Ich halftere ihn und binde ihn am Putzplatz an. Er hampelt ein wenig herum. Hmm. Zuvor habe ich mich gründlich vergewissert, ob die Gegend schaffrei ist. Hab zum Glück keines gefunden. Wer hat hier eigentlich das Schaftrauma von uns beiden?
Ich schiebe den Gedanken schnell beiseite und putze den Großen gründlich. Gründlicher als sonst. Ich zögere also. Ordne Sattelzeug und beobachte. Will ich da wirklich wieder drauf?
Ja, ganz klar. Chaps an, Sattel drauf und Reitplatzbegehung. Mit Romi im Schlepptau, wie immer, schauen, ob dicke Steine rumliegen, die Pylonen neu anordnen, die Gegend abchecken. Hoffentlich lassen sich die Treibjäger noch Zeit mit ihrem Treiben.
Ok, alles prima, aufsitzen. Er ist etwas hampeliger als sonst und schaut sich genauso gründlich um, aber er war schon nervöser. Letztes Jahr zum Beispiel, nach 2 Monaten nur Schritt und Stallarrest. Habe ich auch überstanden.
Weiter. Schritt reiten zur Genüge, halten, stillstehen, anreiten. Immer mal wieder. Ich pfeife ein bißchen vor mich hin, er dehnt sich, entspannt sich.
Traben lassen, ok, er zuckt mal, wenn eine Kastanie zu Boden kracht oder der Absetzer vom Stall weiter hinten am Weg nach seiner Mama ruft. Aber nix wildes. Romi benimmt sich und ich fasse wieder Vertrauen. Sogar eine anständige Galopparbeit kriegen wir hin! Und ich fühle mich wieder wohl in seinem Sattel.
Das Drama des vergangenen Tages war: Ich sass noch drauf, er sieht das Schaf, erstarrt zum Denkmal und sein Kopf und sein Schweif kommen immer höher in die Luft: Sicheres Zeichen für bevorstehende Eskalation mit Bocken und Steigen womöglich! Ich: leichenblass obendrauf und Autos drumherum, gepflasterter Untergrund und Abspringen wird immer unmöglicher! Und wenn er mich abwirft und abhaut, dabei wieder einen Sehnenschaden erleidet und damit auch noch Richtung brüllender Absetzer auf der Wiese in Wurfweite rennt: Ogottogottogott!
Irgendwann hab ich mich dann abgeseilt und im nächsten Moment sprang er auch schon in die Luft. Die Zügel hatte ich festgehalten, als hinge ich damit über einem Abgrund. Ihn an der Hand Richtung Stall geschubst, wo er zitterte und schwitzte und im Minutentakt äppelte. Zum Abtrensen brauchte ich mehrere Minuten, so unruhig war sein Kopf und so zittrig waren auch schon meine Hände.
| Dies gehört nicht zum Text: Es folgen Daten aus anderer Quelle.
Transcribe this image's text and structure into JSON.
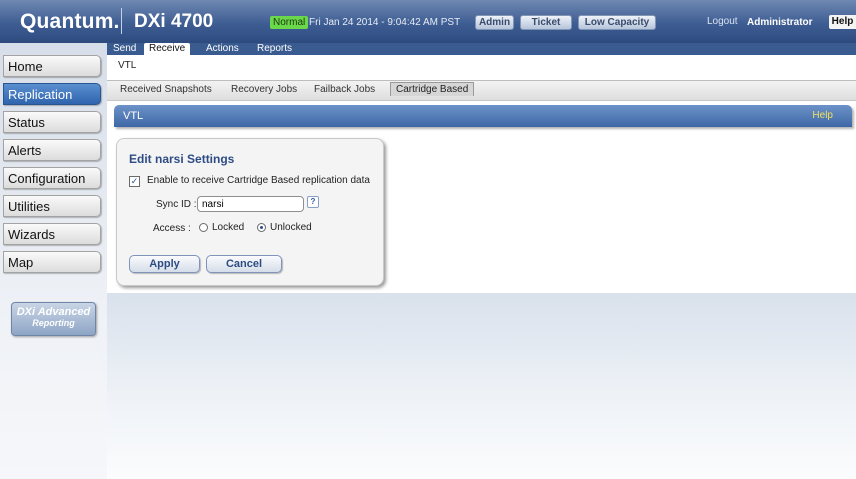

Eine schlimme Situation.
Heute: ganz anders. So langsam liefen wir wieder in der normalen Routine. Und sogar eine halbe einwandfreie Kurzkehrtwendung war drin!
Ich lobte ihn überschwänglich und mich auch ein wenig im Geiste und beendete den Dressurteil. Nun galt es aber noch, mit Romi an der Hand an der kritischen Stelle vorbeizugehen. Sonst würden wir wohl den Hof nicht mehr verlassen können und das wäre doch schade!
Ein wenig aufgeregt war ich schon, als ich den Fuchs an der Stelle vorbeiführte, an dem das Schaf ihn so aus der Contenance brachte. Und er schaute sich auch wirklich sehr aufmerksam um, ob wieder eine Begegnung der Dritten Art mit Määäh auf ihn zukam. Betont langsam schritt ich vorneweg, wollte ihm klarmachen, dass kein Anlass zur Eile vorlag.
Und - er folgte brav am langen Zügel. Musste natürlich einmal zucken, um mir ein ebensolches einzujagen, weil eine Kastanie aufs Hausdach fiel. Puh.
Zufrieden gingen wir wieder zurück zum Stall. Oh man, ich bin immer noch froh, dass ich hingefahren bin und nicht einfach gekniffen habe. Diese Traumatherapie war ein Pflichtprogramm für mich, denn ansonsten hätte ich die Reitbeteiligung wohl aufgegeben. Und der innere Schweinehund hätte einen großen Sieg verbuchen können.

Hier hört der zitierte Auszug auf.